The European Central Bank is expected to roll out its new system — called TARGET Instant Payments — in November 2018. Aside from reducing settlement time from the current one-day standard to mere seconds without needing a clearing house, the rollout will allow consumers to make real-time transfers across the Eurozone’s 19 countries.

Similarly, the US Federal Reserve’s Faster Payments Task Force recently released its much awaited second white paper. A bold statement of intent, it sets out a detailed roadmap that hopes to achieve a “faster, ubiquitous, broadly inclusive, safe, highly secure and efficient” nationwide payments system by 2020.

Biometrics will continue to take centre stage

We’re already accustomed to using fingerprints or, in the case of high-end Android smartphones, iris scans to authorise mobile payments. In the coming years, we’ll build on these technologies to make biometrics more sophisticated and secure. 

Already, there’s a shift towards biometric data we hadn’t considered before. A KFC outlet in China recently made waves for trialling 3D technology that allows you to pay by smiling at a camera. Brazilian bank Banco Bradesco has deployed ATMs that read the unique vein pattern in your palm. And there’s also been a study into authentication via sweat molecules, which are unique to individuals.

It’s thought that 77% of point of sale terminals around the world will be NFC-enabled, and therefore able to accept mobile payments, by 2020. However, the future of biometric payments isn’t necessarily tied to NFC-enabled equipment, or to mobile wallets. 

KFC’s smile-to-pay technology is a prime example. It doesn’t require a smartphone or other device, because the user registers beforehand. Similarly, a London Costcutter store is trialling payment via a fingerprint scanner that links directly to your bank account. While it’s still early days, these developments could be the tipping point that leads to a new era of cardless payments. 

The flipside is that biometric data isn’t as easily replaced as a lost or stolen card.
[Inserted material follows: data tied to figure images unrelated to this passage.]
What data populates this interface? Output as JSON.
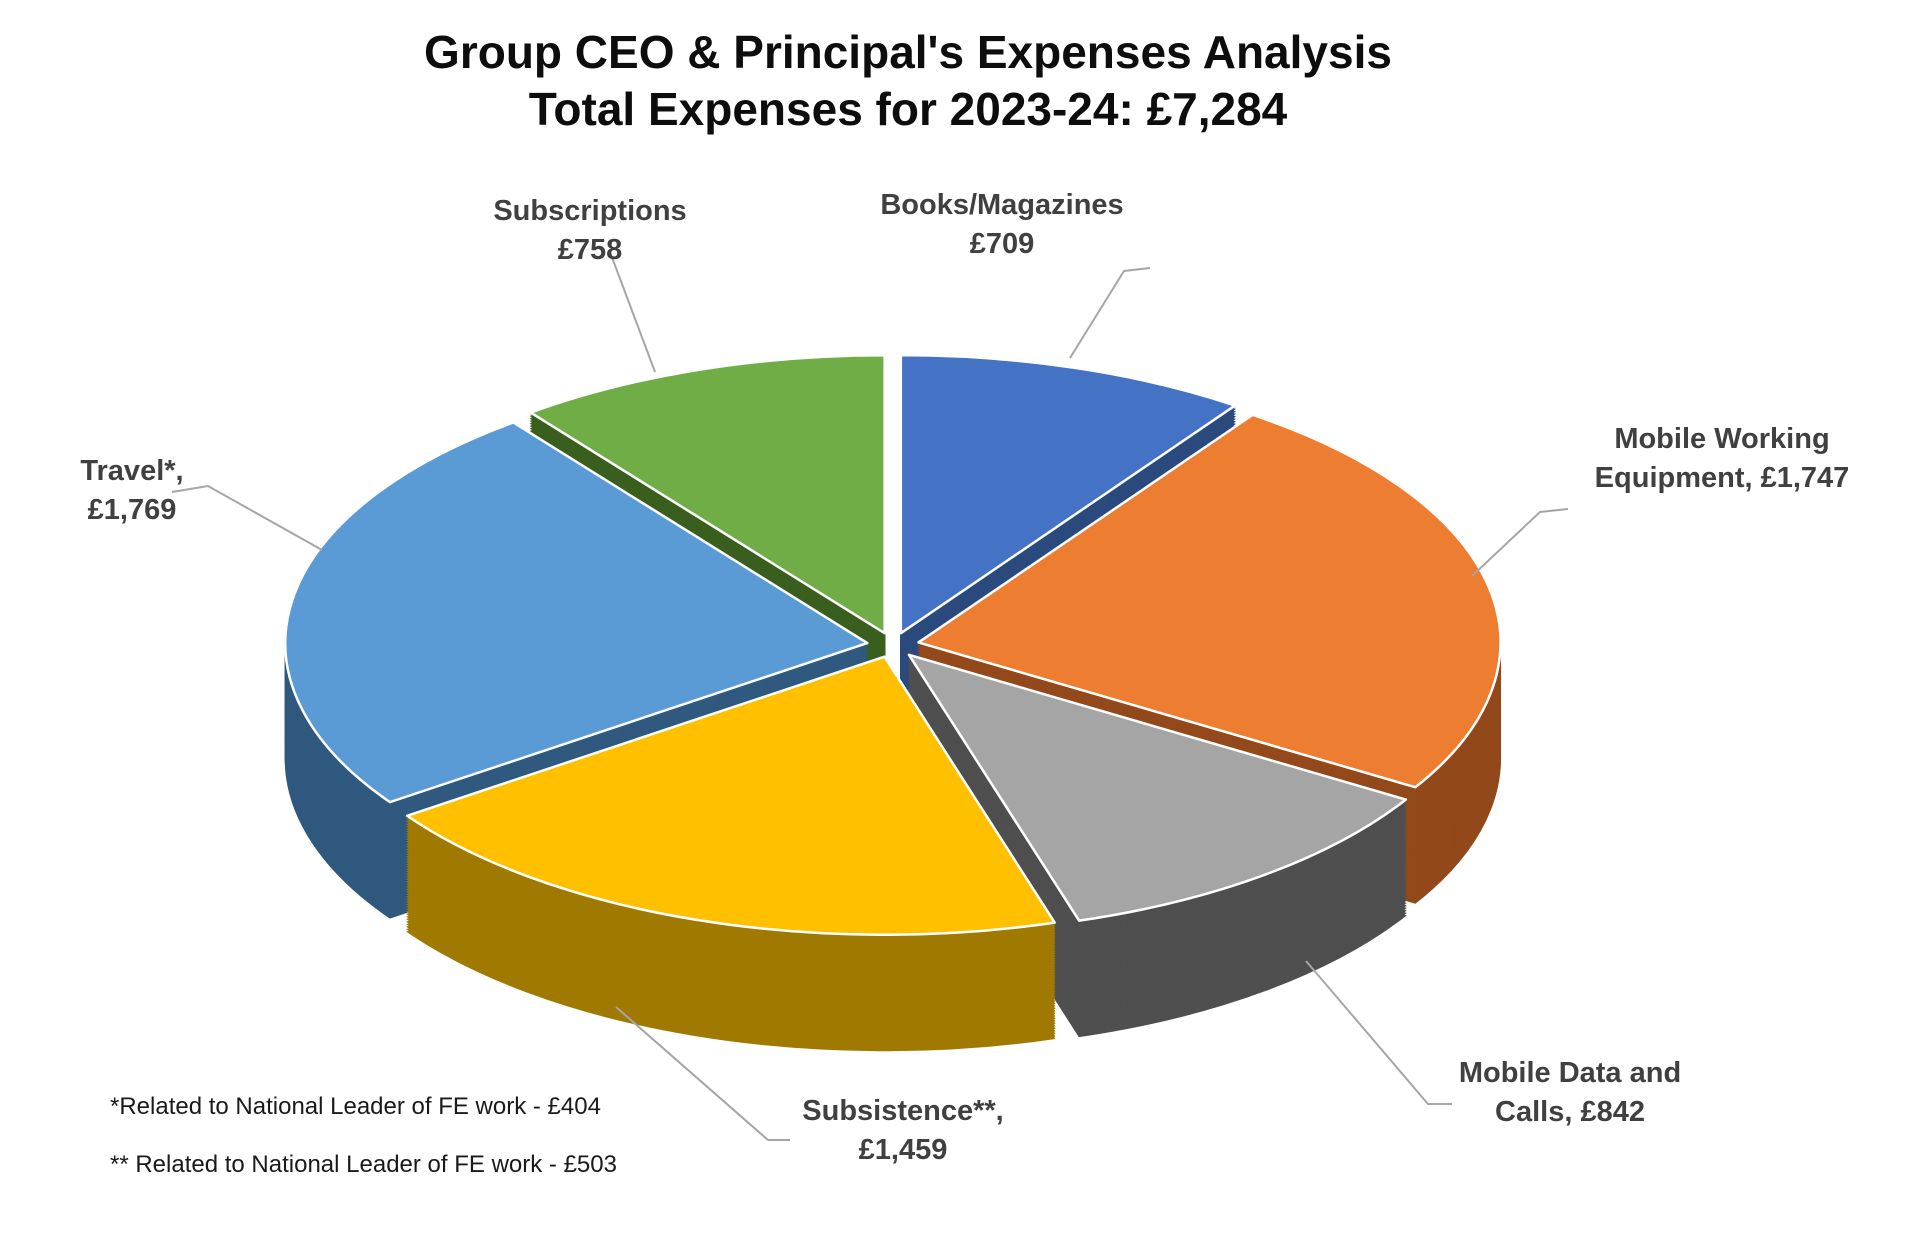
{
  "page": {
    "background": "#ffffff"
  },
  "title": {
    "line1": "Group CEO & Principal's Expenses Analysis",
    "line2": "Total Expenses for 2023-24: £7,284"
  },
  "chart_data": {
    "type": "pie",
    "style": "3d-exploded",
    "title": "Group CEO & Principal's Expenses Analysis",
    "subtitle": "Total Expenses for 2023-24: £7,284",
    "total": 7284,
    "currency": "£",
    "start_angle_deg": 0,
    "direction": "clockwise",
    "legend": "none",
    "data_labels": "outside-with-leader-lines",
    "leader_line_color": "#A6A6A6",
    "label_text_color": "#404040",
    "slices": [
      {
        "label": "Books/Magazines",
        "value": 709,
        "color": "#4472C4",
        "wall_color": "#2B4A7E",
        "label_lines": [
          "Books/Magazines",
          "£709"
        ]
      },
      {
        "label": "Mobile Working Equipment",
        "value": 1747,
        "color": "#ED7D31",
        "wall_color": "#93491B",
        "label_lines": [
          "Mobile Working",
          "Equipment, £1,747"
        ]
      },
      {
        "label": "Mobile Data and Calls",
        "value": 842,
        "color": "#A5A5A5",
        "wall_color": "#4F4F4F",
        "label_lines": [
          "Mobile Data and",
          "Calls, £842"
        ]
      },
      {
        "label": "Subsistence",
        "value": 1459,
        "color": "#FFC000",
        "wall_color": "#A07A00",
        "label_lines": [
          "Subsistence**,",
          "£1,459"
        ]
      },
      {
        "label": "Travel",
        "value": 1769,
        "color": "#5B9BD5",
        "wall_color": "#30597F",
        "label_lines": [
          "Travel*,",
          "£1,769"
        ]
      },
      {
        "label": "Subscriptions",
        "value": 758,
        "color": "#70AD47",
        "wall_color": "#3A5E1E",
        "label_lines": [
          "Subscriptions",
          "£758"
        ]
      }
    ]
  },
  "footnotes": [
    "*Related to National Leader of FE work - £404",
    "** Related to National Leader of FE work - £503"
  ]
}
And while the concept of someone stealing your retina scans may sound far-fetched, cybercriminals have proved nothing if not adaptable and resilient: a Vietnamese security firm claimed they managed to break the iPhone X’s face ID technology a mere week after its release.

The manner in which biometrics are stored and kept safe also feeds into a broader discussion on big data. 
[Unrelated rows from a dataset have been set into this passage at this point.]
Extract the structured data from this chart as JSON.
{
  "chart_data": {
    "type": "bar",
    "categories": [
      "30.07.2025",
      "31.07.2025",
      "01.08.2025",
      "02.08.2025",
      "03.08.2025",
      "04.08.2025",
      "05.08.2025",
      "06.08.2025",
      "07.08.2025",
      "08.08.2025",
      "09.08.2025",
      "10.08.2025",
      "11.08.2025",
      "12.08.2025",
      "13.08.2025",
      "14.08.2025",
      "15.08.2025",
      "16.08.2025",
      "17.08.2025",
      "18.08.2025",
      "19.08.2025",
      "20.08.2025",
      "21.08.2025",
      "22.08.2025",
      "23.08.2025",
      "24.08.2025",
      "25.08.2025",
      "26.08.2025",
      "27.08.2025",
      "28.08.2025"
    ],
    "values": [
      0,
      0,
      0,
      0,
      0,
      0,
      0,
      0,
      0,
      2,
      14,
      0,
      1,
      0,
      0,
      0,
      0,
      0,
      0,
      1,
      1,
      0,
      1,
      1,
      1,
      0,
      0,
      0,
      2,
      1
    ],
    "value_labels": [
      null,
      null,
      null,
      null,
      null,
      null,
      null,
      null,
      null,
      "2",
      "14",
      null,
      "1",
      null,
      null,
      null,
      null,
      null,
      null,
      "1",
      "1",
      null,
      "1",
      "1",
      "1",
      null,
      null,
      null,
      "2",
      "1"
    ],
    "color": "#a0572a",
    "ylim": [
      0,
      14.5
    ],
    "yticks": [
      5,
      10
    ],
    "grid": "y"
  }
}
The changing role of payments data

The payments industry will have to rethink its approach to big data in 2018, especially in the EU. 

As much as it can speed up onboarding and authentication, help providers deliver a more personal service and assist in fighting fraud, big data has also opened an ethical Pandora’s Box. Indeed, the European Banking Authority recently launched a discussion paper in which it expressed concern on current practices such as creditworthiness assessments, as they can lead to discrimination and financial exclusion.

Upcoming changes to the regulatory landscape such as the second Payment Services Directive and the General Data Protection Regulation (GDPR) will also affect the way merchants and payment providers process and store customer data. 

In particular, people will now need to actively consent to data sharing. They’ll have a right to request all data an organisation has on them. And, they’ll have a right to be forgotten, that is to ask an organisation to delete all the personal data it holds on them.

In summary

2018 will continue to mark an exciting time in the payments industry. Lack of friction, speed and convenience will keep driving innovation. And, some of the technological developments on the horizon might prove to be game-changers. 

At the same time, the industry will also have to adapt to regulatory change and address negative public perception around its treatment of personal data. 

It’s only natural for consumers to feel reluctant about sharing their information in the face of high profile breaches such as the recent Equifax debacle. The onus is on the industry to include consumers in the conversation, build a relationship of trust and empower them to share data in an informed way instead of opting out of new technologies.